As I entered my teens, my mum would often say to me “you don’t always need to go to Huddersfield via Barnsley”. She was doing this as a way of warning me about over-thinking things – often to do with girls, but also in relation to work. Whilst I haven’t literally been via Barnsley since taking my girlfriend to see Kubrick’s ‘Eyes Wide Shut’ at the cinema there in 1999, I have repeatedly managed to over-complicate things, whether that be in search of romance, or on the quest ultimate (and self conscious) creative endeavour (indulgence).

Even as I’m writing this I’m jumping between paragraphs, adding a bit here, moving something else there. I’ve already written the end, and made notes for the next bit. Whilst that’s not necessarily the same as overcomplicating things, it says something of how the mind likes to jump around when being creative.

I guess what I’m trying to say is that I like to go the long way round because it helps you make the kinds of connections, associations and leaps of imagination that you couldn’t have gotten any other way. There, I’ve said it. We can all go home now. But in fact it’s taken me writing every other paragraph preceding and following this one, before I could boil it down to that.

In his book ‘The Element’, Ken Robinson discusses how humans, unlike animals, seem unable to just ‘get on with it’. We have to have ideas about things, and wonder what the meaning of it all is. Everything becomes re-made, re-imagined, re-interpreted. “C’est ne pa une pipe” – Magritte’s work highlights how our fluid our perception and projection of the world is, and ultimately how we love discuss it all. The mind can get lost in these ideas and all too easily bend back upon itself. My mother on the other hand is a Yorkshire woman of mining heritage, and though an extremely sensitive, open minded and creative woman herself, knows when to call a spade a spade.

Maybe its my footballing heritage that is to blame. Despite being born and raised in Huddersfield, I and my brothers were raised as Gooners (my dad’s family came from North London). Arsenal Football Club have been transformed under the tenure of Arsene Wenger from “boring, boring Arsenal” to the Barcelona of North London. Their creative style of play is a joy to watch, except when you’re an Arsenal fan and you would rather see a result than a sexy build up leading to nothing in the final quarter. My friend used to wear a t-shirt with a Nietzsche quote that said “My idea of paradise is a straight line to goal”.  Arsene Wenger clearly has his own philosophy, and Arsenal seem to have a quest for the perfect goal at times, but I wouldn’t necessarily want to change them.

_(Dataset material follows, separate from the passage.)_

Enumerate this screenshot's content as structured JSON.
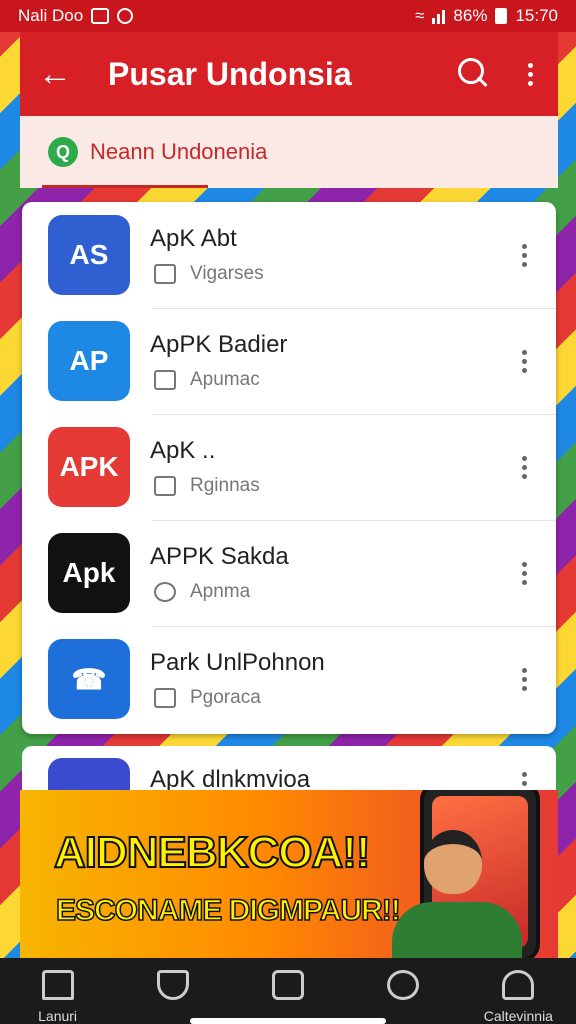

I like making connections and having weird ideas on the way to a solution – that is my mind doing its ‘total football’ thing. Finding those dead ends and secret passageways. It is both a skill and an expression of myself, however, applied to all areas of life all the time, then it does cause problems. The imagination is a wild dog and it will drag you where it wants. Sometimes you have to let the dog off the leash.

I know my mum is right about not taking the scenic route all the time, but at the same time it’s just the way I like to do it. Oddly enough, the last time I saw Arsenal play was when they came to Huddersfield for a pre-season friendly last year, and they didn’t travel via Barnsley. Nor did they play as such – they fielded and team of youngsters and won 2-0. They’ll learn.